The function of hook is a function in kpatch. Its function is to modify the value of the IP field in regS, that is, to give the address of the new function to the IP field. After the trampoline recovers the register site, It jumps directly to the new function to execute. Therefore, for Kpatch, the field operation of ftrace saving and recovery protects the process of modifying THE IP field function in Kpatch, rather than the new function to be replaced.

If you’re fixing a heat function, fTrace’s trampoline can have a performance impact. So, for performance scenarios, using the jump instruction to directly replace the function can significantly reduce the additional performance overhead.

About the author

Deng Erwei (Fufeng), worked in the Kernel research and development team of AliYun operating system in 2020, and is currently engaged in Linux kernel research and development.
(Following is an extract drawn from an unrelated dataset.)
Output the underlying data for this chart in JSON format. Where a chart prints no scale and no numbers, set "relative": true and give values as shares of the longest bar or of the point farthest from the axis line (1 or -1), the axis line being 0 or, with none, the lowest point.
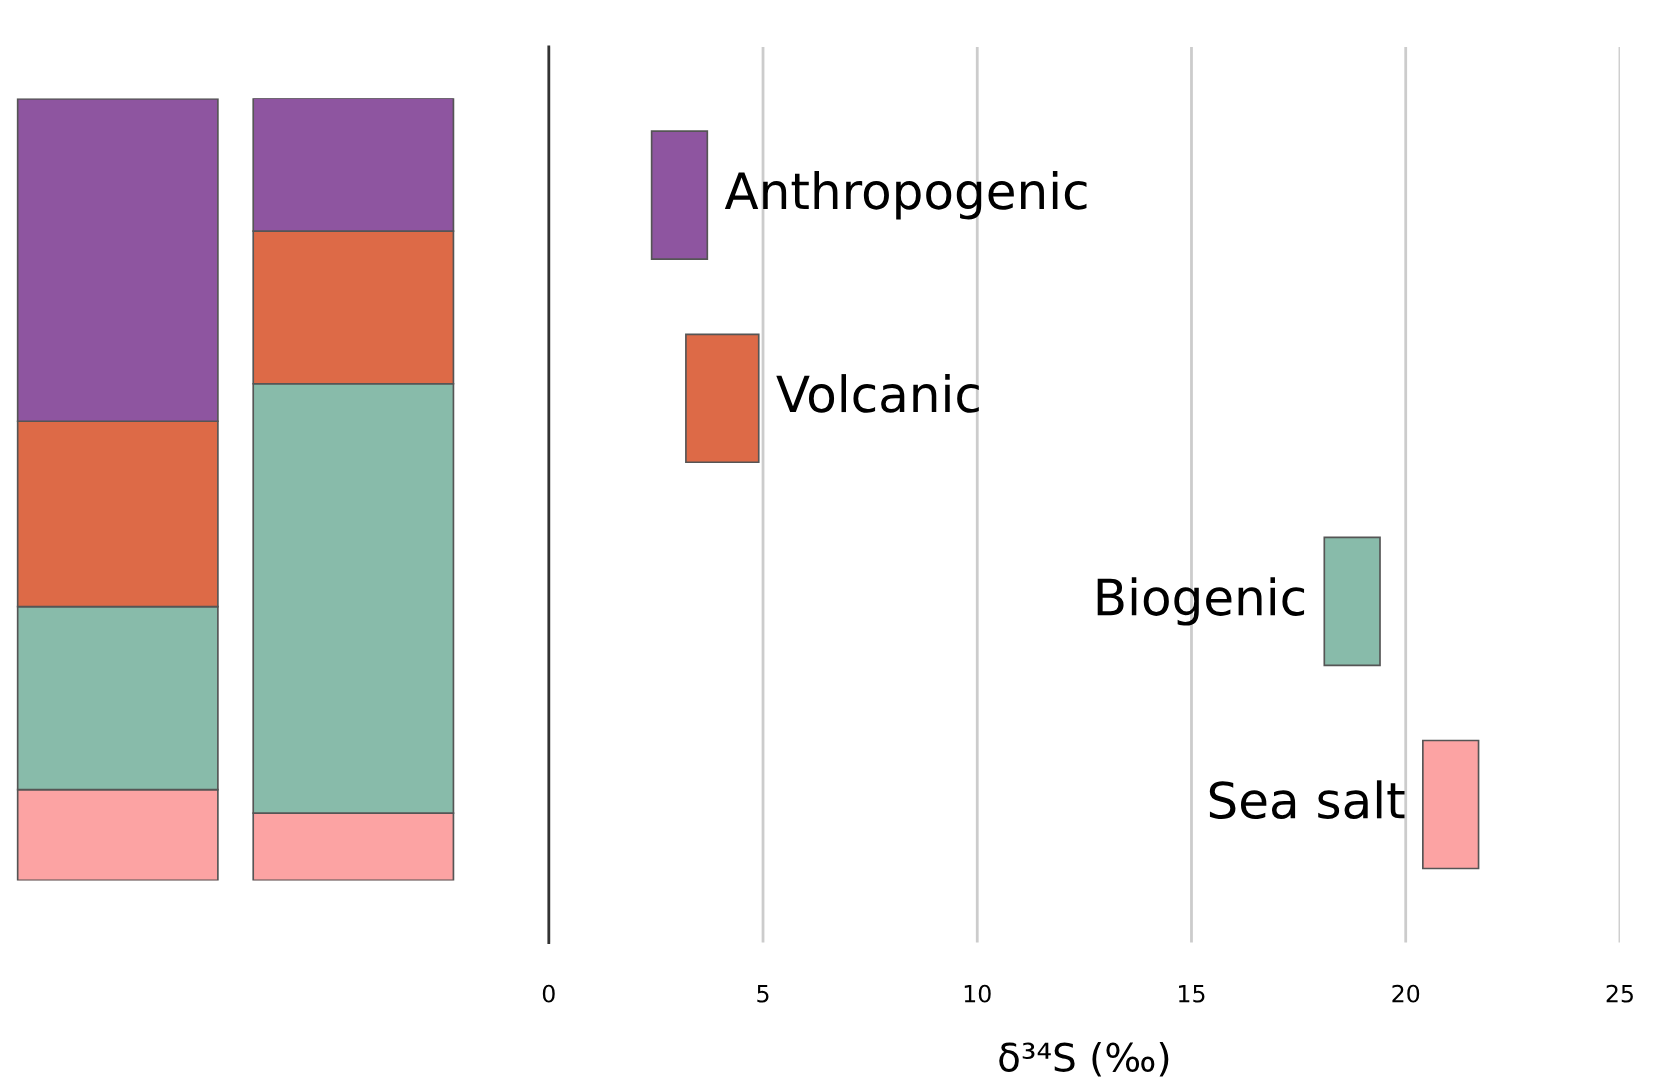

Wu Yihao (Ding Huan) joined aliYun operating system team in 2017, mainly experienced in resource isolation, thermal upgrade, scheduler SLI, etc.

Shan-pei Chen is a senior technical expert with interests in architecture, scheduler, virtualization and memory management.

How can the discussion be so heated without tissue precipitation? Cloud Kernel SIG invites you to join us

The Cloud Kernel is a customized and optimized version of the Kernel product. The Cloud Kernel implements several optimized features and improved functions for Cloud infrastructure and products, aiming to improve the user experience of customers in the Cloud and under the Cloud. Like other Linux Kernel products, the Cloud Kernel theoretically runs on almost any common Linux distribution.

In 2020, the cloud core project will join the OpenAnolis community. OpenAnolis is an open source operating system community and system software innovation platform. OpenAnolis is committed to promoting the prosperity and development of software, hardware and application ecology through open community cooperation, and jointly building a cloud computing system technology base.

The original link to this article is ali Cloud original content, shall not be reproduced without permission.